Challenge Boris Vian #6: L'Arrache-Coeur.



Bonjour à tous et à toutes!

J'espère que vous allez bien, chers lecteurs et lectrices, et que vous êtes prêts pour un nouvel article! Avant de conclure notre mois à thème spécial Japon Vendredi avec une dernière chronique manga, je vous propose aujourd'hui de reprendre l'un des rendez-vous du blog, à savoir le Challenge Boris Vian. Depuis plusieurs mois, je me suis lancée dans la mission de vous présenter, grâce à l'Oeil Qui Fume, dix livres de la plume de cet énergumène de la littérature, à l'univers bien particulier. Dans cet article, nous allons aborder l'Arrache-Coeur, un livre qui a une importance toute spéciale pour moi, et que je pensais d'abord présenter en dernier. Mais la tentation est trop forte et j'ai décidé de vous le présenter dès aujourd'hui! Je vous souhaite à tous une bonne lecture de cet article!

Si vous êtes curieux:
Habituellement, je commence mes articles par une petite présentation de l'auteur présenté, mais étant donné que nous sommes dans le cadre d'un Challenge, je préfère vous rediriger vers les autres articles du Challenge: vous pourrez découvrir d'autres de ses livres comme Vercoquin et le plancton, J'irai cracher sur vos tombes...

Boris, par ici!


Quelques infos sur l'Arrache-Coeur:
Entrons dans le vif du sujet avec quelques informations sur le livre en lui-même. Son titre bien particulier est souvent confondu avec celui d'un autre grand classique de la littérature, à savoir L'Attrape-Coeur de J.D Salinger (The Catcher In The Rye en VO), confusion augmentée par leur date de parution: 1951 pour Salinger, et 1953 pour Boris Vian. Mais là s'arrêtent les ressemblances entre les deux ouvrages!
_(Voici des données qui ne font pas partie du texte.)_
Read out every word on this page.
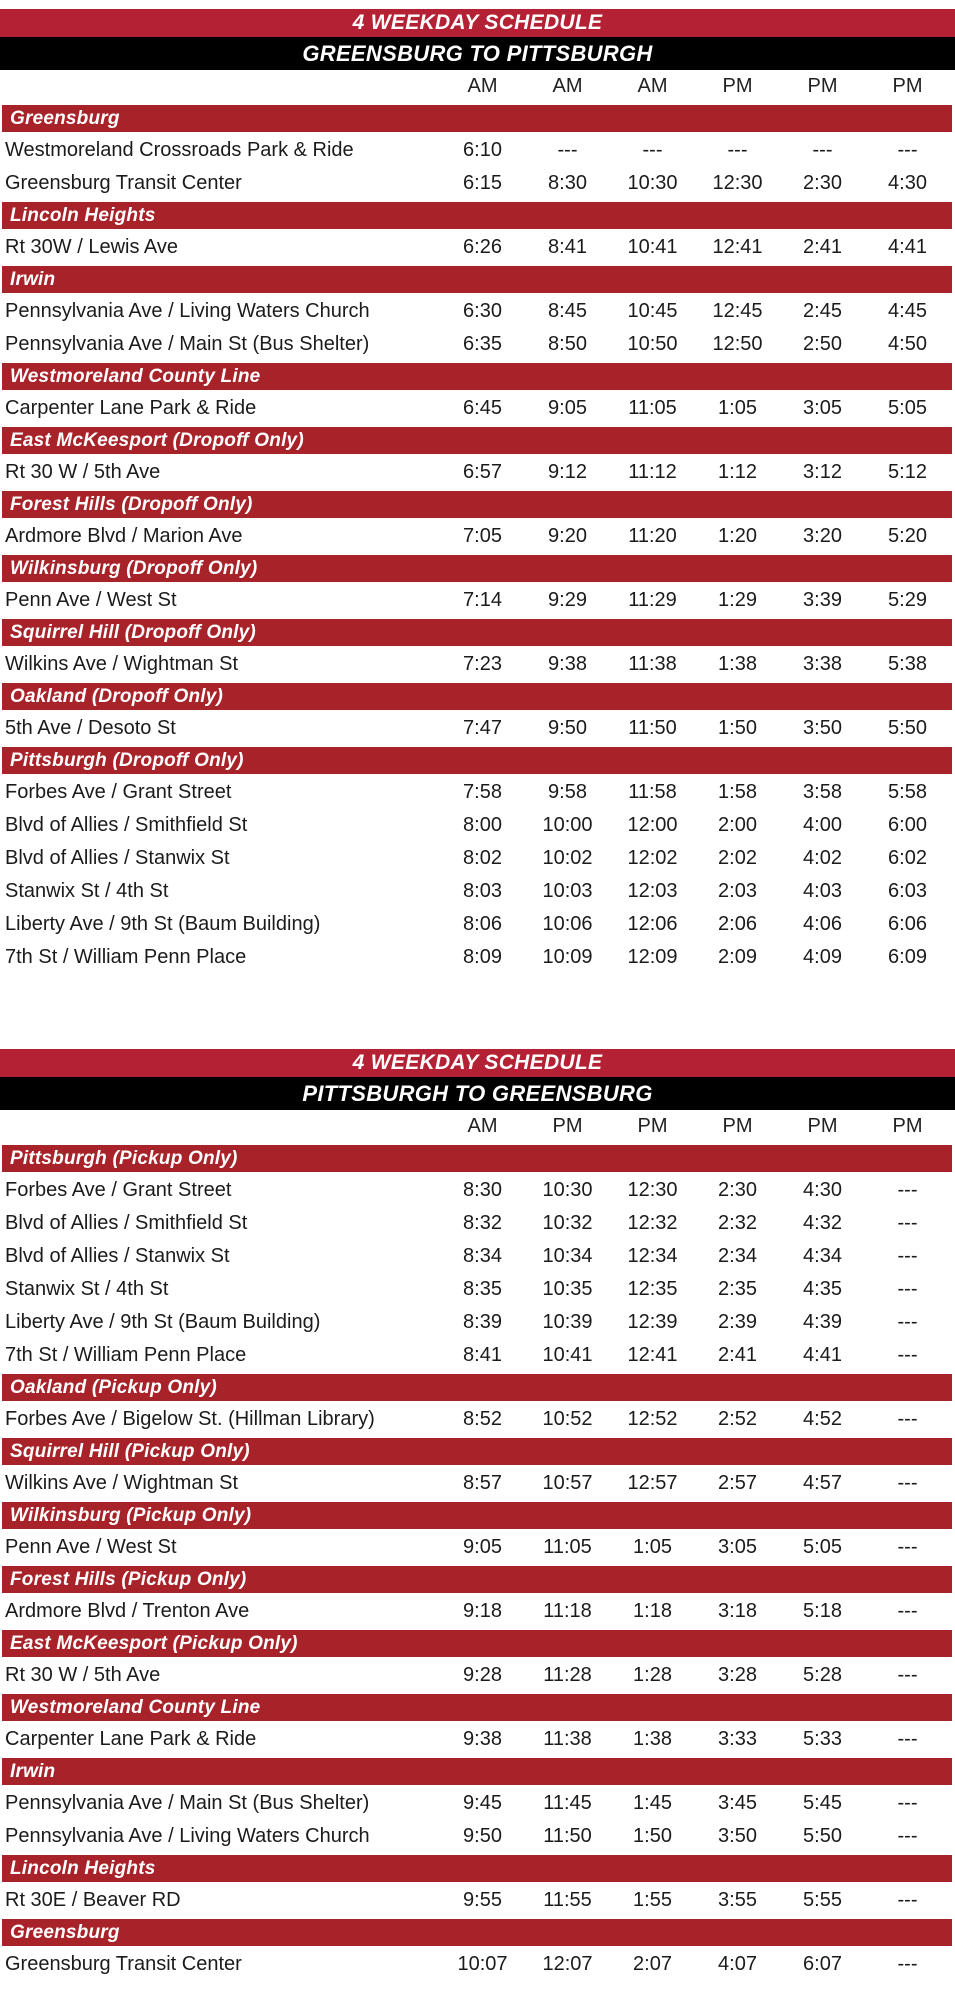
4 WEEKDAY SCHEDULE
GREENSBURG TO PITTSBURGH
AM	AM	AM	PM	PM	PM
Greensburg
Westmoreland Crossroads Park & Ride	6:10	---	---	---	---	---
Greensburg Transit Center	6:15	8:30	10:30	12:30	2:30	4:30
Lincoln Heights
Rt 30W / Lewis Ave	6:26	8:41	10:41	12:41	2:41	4:41
Irwin
Pennsylvania Ave / Living Waters Church	6:30	8:45	10:45	12:45	2:45	4:45
Pennsylvania Ave / Main St (Bus Shelter)	6:35	8:50	10:50	12:50	2:50	4:50
Westmoreland County Line
Carpenter Lane Park & Ride	6:45	9:05	11:05	1:05	3:05	5:05
East McKeesport (Dropoff Only)
Rt 30 W / 5th Ave	6:57	9:12	11:12	1:12	3:12	5:12
Forest Hills (Dropoff Only)
Ardmore Blvd / Marion Ave	7:05	9:20	11:20	1:20	3:20	5:20
Wilkinsburg (Dropoff Only)
Penn Ave / West St	7:14	9:29	11:29	1:29	3:39	5:29
Squirrel Hill (Dropoff Only)
Wilkins Ave / Wightman St	7:23	9:38	11:38	1:38	3:38	5:38
Oakland (Dropoff Only)
5th Ave / Desoto St	7:47	9:50	11:50	1:50	3:50	5:50
Pittsburgh (Dropoff Only)
Forbes Ave / Grant Street	7:58	9:58	11:58	1:58	3:58	5:58
Blvd of Allies / Smithfield St	8:00	10:00	12:00	2:00	4:00	6:00
Blvd of Allies / Stanwix St	8:02	10:02	12:02	2:02	4:02	6:02
Stanwix St / 4th St	8:03	10:03	12:03	2:03	4:03	6:03
Liberty Ave / 9th St (Baum Building)	8:06	10:06	12:06	2:06	4:06	6:06
7th St / William Penn Place	8:09	10:09	12:09	2:09	4:09	6:09
4 WEEKDAY SCHEDULE
PITTSBURGH TO GREENSBURG
AM	PM	PM	PM	PM	PM
Pittsburgh (Pickup Only)
Forbes Ave / Grant Street	8:30	10:30	12:30	2:30	4:30	---
Blvd of Allies / Smithfield St	8:32	10:32	12:32	2:32	4:32	---
Blvd of Allies / Stanwix St	8:34	10:34	12:34	2:34	4:34	---
Stanwix St / 4th St	8:35	10:35	12:35	2:35	4:35	---
Liberty Ave / 9th St (Baum Building)	8:39	10:39	12:39	2:39	4:39	---
7th St / William Penn Place	8:41	10:41	12:41	2:41	4:41	---
Oakland (Pickup Only)
Forbes Ave / Bigelow St. (Hillman Library)	8:52	10:52	12:52	2:52	4:52	---
Squirrel Hill (Pickup Only)
Wilkins Ave / Wightman St	8:57	10:57	12:57	2:57	4:57	---
Wilkinsburg (Pickup Only)
Penn Ave / West St	9:05	11:05	1:05	3:05	5:05	---
Forest Hills (Pickup Only)
Ardmore Blvd / Trenton Ave	9:18	11:18	1:18	3:18	5:18	---
East McKeesport (Pickup Only)
Rt 30 W / 5th Ave	9:28	11:28	1:28	3:28	5:28	---
Westmoreland County Line
Carpenter Lane Park & Ride	9:38	11:38	1:38	3:33	5:33	---
Irwin
Pennsylvania Ave / Main St (Bus Shelter)	9:45	11:45	1:45	3:45	5:45	---
Pennsylvania Ave / Living Waters Church	9:50	11:50	1:50	3:50	5:50	---
Lincoln Heights
Rt 30E / Beaver RD	9:55	11:55	1:55	3:55	5:55	---
Greensburg
Greensburg Transit Center	10:07	12:07	2:07	4:07	6:07	---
Revenons-en à Boris Vian: ce livre est assez particulier dans sa bibliographie, puisqu'il s'agit du tout dernier roman qu'il a écrit sous son nom de plume. Il avait pour projet initial de lui donner une suite et même d'en faire une trilogie, probablement baptisée Les Fillettes de la Reine, mais Boris Vian ne put jamais faire aboutir son idée, pour deux raisons: la première, c'est une situation financière difficile accompagnée par une baisse du succès de l'auteur (l'Arrache-Coeur est considéré comme un échec commercial, ce qui explique probablement le fait qu'il soit moins connu du public actuel que d'autres romans de Vian); et la seconde, c'est la mort de l'auteur en 1959. Néanmoins, même sans sa suite, l'Arrache-Coeur peut parfaitement se lire seul, comme un "one-shot" (selon l'expression littéraire hype du moment).


L'Arrache-Coeur:
Résumé:
Isolée dans une chambre, Clémentine est en proie à des douleurs infernales, celles de l'accouchement. Elle refuse l'aide de son mari, Angel, qu'elle tient séquestré depuis plusieurs mois. C'est alors qu'arrive Jacquemort, un psy un peu étrange, qui vient en aide à la jeune-femme en faisant venir au monde ses trois garçons, Joël, Noël et Citroën.
Le livre suit donc le parcours de Clémentine, découvrant peu à peu la maternité, et devenant une mère paranoïaque, terrifiée à l'idée que ses enfants puissent être blessés par le monde extérieur; mais surtout nous suivons Jacquemort, psy vide dont le but ultime serait de réaliser la psychanalyse complète d'un individu. Il va donc découvrir un étrange village où l'on vend des vieux sur un marché comme des bêtes, où la religion a un sens bien particulier, et surtout où la honte n'existe (presque) pas...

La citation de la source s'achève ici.